Executive editor Joe Kahn responded via internal memo the next day, echoing the Times’ initial rejoinder and standing by longform stories from Bazelon and Baker — as well as more than a handful of others — fomenting the moral panic. He wrote of the contributors who signed the letter, “Participation in such a campaign is against the spirit of our ethics policy.” On Tuesday, dozens of Times reporters, led by Jeremy Peters, sent a letter to the president of the NewsGuild of New York Susan DeCarava, purporting that the criticism of the paper’s trans coverage had helped create “[a] workplace in which any opinion or disagreement about Times coverage can be recast as a matter of ‘workplace conditions.’” Presumably, these reporters were sticking up for their friends who were called out in the open letter. But in doing so, they’d failed to grapple with their rank hypocrisy — several haven’t shied away from political advocacy with the Times imprimatur — or come up with an adequate rebuttal for the research that laid out the Times’ sordid record chronicling the LGBTQ community.
The Times establishment has long held to the myth that it is unbiased, eschewing any notion that its coverage could in any way be framed by the lived experiences of its employees. The Peters letter retorts, “We are journalists, not activists.” But of course, every journalist is an activist and no reporter is unbiased. Bias reveals itself in the issues Times employees choose to devote their time to and the ones they ignore. Activism occurs any time a journalist submits a FOIA request or produces a revelatory nugget of reporting that results in tangible societal change. Signing the letter demanding better treatment of trans individuals in the pages of the Times is activism; so too is adding one’s name to the letter preserving the status quo.
It’s true the country has seen a rise in trans-identifying youth over the past few years, primarily due to the greater acknowledgement, acceptance and understanding of who they are. But that’s not what the Times’ rumination on this subject has sought to decipher. Instead, it has routinely functioned as a reactionary force to the constant stream of propaganda spouted by Republicans. An endless cycle on the negligible amount of young people detransitioning and college athletes causing infinitesimal discomfort by competing in a category that corresponds with their gender identity has given the public an excuse to believe that an increase in transgender individuals is a bad thing. The New York Times has fermented this mode of thought.
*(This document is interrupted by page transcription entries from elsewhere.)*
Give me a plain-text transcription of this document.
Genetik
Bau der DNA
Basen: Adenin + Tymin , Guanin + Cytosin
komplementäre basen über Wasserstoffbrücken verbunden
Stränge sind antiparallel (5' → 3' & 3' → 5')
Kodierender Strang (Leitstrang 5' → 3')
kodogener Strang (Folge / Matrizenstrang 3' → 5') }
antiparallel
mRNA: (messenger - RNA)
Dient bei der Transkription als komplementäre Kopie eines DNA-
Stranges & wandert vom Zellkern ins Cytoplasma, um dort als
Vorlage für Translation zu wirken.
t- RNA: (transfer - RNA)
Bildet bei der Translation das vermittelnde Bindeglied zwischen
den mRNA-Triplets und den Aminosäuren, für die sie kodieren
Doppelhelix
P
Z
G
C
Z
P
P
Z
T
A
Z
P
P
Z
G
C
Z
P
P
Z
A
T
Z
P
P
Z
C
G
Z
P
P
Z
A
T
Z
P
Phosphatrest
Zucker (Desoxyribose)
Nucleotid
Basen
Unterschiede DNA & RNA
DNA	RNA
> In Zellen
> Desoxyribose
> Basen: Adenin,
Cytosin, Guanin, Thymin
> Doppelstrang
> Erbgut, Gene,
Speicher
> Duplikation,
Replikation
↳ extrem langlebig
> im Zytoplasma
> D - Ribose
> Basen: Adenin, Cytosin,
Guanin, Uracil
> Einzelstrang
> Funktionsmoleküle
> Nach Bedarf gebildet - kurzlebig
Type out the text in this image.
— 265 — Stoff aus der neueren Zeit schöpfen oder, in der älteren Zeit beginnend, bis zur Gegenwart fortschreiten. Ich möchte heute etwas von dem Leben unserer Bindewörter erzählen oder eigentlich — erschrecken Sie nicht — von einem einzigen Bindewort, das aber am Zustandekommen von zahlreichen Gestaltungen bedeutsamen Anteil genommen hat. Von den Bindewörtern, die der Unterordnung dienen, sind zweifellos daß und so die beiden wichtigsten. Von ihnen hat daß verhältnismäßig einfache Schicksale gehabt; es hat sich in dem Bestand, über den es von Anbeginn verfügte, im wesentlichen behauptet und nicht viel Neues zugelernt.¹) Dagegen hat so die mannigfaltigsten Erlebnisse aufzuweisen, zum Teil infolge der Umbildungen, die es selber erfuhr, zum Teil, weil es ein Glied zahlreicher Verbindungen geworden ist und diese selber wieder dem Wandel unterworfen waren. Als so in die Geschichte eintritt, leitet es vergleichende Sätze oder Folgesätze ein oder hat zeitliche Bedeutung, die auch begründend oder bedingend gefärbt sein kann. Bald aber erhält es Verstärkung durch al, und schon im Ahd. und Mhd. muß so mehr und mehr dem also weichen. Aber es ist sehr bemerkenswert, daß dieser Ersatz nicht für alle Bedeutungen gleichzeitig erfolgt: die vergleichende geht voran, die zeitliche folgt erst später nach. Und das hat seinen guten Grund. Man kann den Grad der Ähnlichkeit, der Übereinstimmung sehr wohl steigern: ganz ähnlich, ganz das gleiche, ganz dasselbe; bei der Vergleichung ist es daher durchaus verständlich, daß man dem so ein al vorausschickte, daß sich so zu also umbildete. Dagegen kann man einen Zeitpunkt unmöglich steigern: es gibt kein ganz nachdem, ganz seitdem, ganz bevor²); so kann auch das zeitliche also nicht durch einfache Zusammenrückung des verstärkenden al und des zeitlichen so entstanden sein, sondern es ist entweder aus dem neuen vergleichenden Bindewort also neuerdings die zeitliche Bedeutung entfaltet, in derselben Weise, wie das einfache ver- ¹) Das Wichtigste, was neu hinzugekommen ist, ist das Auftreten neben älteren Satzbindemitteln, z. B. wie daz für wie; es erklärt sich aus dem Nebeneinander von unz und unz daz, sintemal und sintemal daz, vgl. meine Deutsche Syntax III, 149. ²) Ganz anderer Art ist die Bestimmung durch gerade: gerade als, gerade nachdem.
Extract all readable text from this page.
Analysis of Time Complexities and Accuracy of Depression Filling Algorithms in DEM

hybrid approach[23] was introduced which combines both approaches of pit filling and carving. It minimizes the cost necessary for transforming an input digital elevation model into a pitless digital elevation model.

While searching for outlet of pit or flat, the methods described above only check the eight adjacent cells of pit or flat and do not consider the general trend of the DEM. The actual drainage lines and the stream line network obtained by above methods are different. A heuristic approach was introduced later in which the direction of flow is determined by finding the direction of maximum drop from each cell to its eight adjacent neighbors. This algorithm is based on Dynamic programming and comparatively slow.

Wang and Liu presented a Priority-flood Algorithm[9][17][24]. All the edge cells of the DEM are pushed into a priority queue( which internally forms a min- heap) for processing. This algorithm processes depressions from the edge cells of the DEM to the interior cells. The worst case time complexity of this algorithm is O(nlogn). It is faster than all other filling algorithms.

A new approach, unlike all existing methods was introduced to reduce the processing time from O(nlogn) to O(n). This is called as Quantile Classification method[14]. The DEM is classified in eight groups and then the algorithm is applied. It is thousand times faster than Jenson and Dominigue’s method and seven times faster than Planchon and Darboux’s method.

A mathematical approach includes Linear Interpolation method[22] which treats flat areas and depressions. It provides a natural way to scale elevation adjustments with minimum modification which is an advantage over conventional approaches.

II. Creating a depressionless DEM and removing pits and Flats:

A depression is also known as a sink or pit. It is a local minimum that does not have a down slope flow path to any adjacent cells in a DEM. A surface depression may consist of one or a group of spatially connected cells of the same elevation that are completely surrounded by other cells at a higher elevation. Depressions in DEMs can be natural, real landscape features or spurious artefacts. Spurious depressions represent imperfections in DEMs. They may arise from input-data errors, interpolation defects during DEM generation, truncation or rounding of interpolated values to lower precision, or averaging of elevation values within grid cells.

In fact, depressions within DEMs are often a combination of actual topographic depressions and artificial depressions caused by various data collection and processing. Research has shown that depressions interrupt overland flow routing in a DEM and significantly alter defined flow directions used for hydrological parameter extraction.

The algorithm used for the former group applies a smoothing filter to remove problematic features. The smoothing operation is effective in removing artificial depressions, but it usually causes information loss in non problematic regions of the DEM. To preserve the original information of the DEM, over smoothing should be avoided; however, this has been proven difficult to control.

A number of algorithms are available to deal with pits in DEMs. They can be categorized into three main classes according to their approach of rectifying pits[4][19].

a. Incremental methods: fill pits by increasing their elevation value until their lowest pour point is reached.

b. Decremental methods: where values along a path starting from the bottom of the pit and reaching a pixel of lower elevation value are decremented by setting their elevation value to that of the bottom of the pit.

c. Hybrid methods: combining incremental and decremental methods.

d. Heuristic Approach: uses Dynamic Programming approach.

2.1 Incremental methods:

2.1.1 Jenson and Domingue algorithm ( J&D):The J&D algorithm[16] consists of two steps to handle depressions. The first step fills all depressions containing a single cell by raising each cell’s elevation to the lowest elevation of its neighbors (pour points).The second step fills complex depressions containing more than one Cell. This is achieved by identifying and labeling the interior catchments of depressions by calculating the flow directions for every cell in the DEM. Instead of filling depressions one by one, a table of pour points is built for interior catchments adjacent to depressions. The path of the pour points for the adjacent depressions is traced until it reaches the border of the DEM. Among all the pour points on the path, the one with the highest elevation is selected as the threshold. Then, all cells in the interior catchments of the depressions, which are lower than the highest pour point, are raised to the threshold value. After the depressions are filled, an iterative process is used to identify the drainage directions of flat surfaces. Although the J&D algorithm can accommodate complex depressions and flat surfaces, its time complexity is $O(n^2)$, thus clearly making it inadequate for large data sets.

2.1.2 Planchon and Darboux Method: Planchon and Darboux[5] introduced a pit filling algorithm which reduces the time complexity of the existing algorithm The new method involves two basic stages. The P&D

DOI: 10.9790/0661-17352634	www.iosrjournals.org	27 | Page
Kahn’s persistence that his contributors should not be allowed to publicly criticize his full-time employees, at a newspaper of all places, is ridiculous. Every work setting contains power dynamics. If the job of a journalist is to hold the powerful accountable, then these writers should not be reprimanded when they bring attention to oppressive and outmoded language and reporting tactics splattered in the same ink they use to break free of such conventions.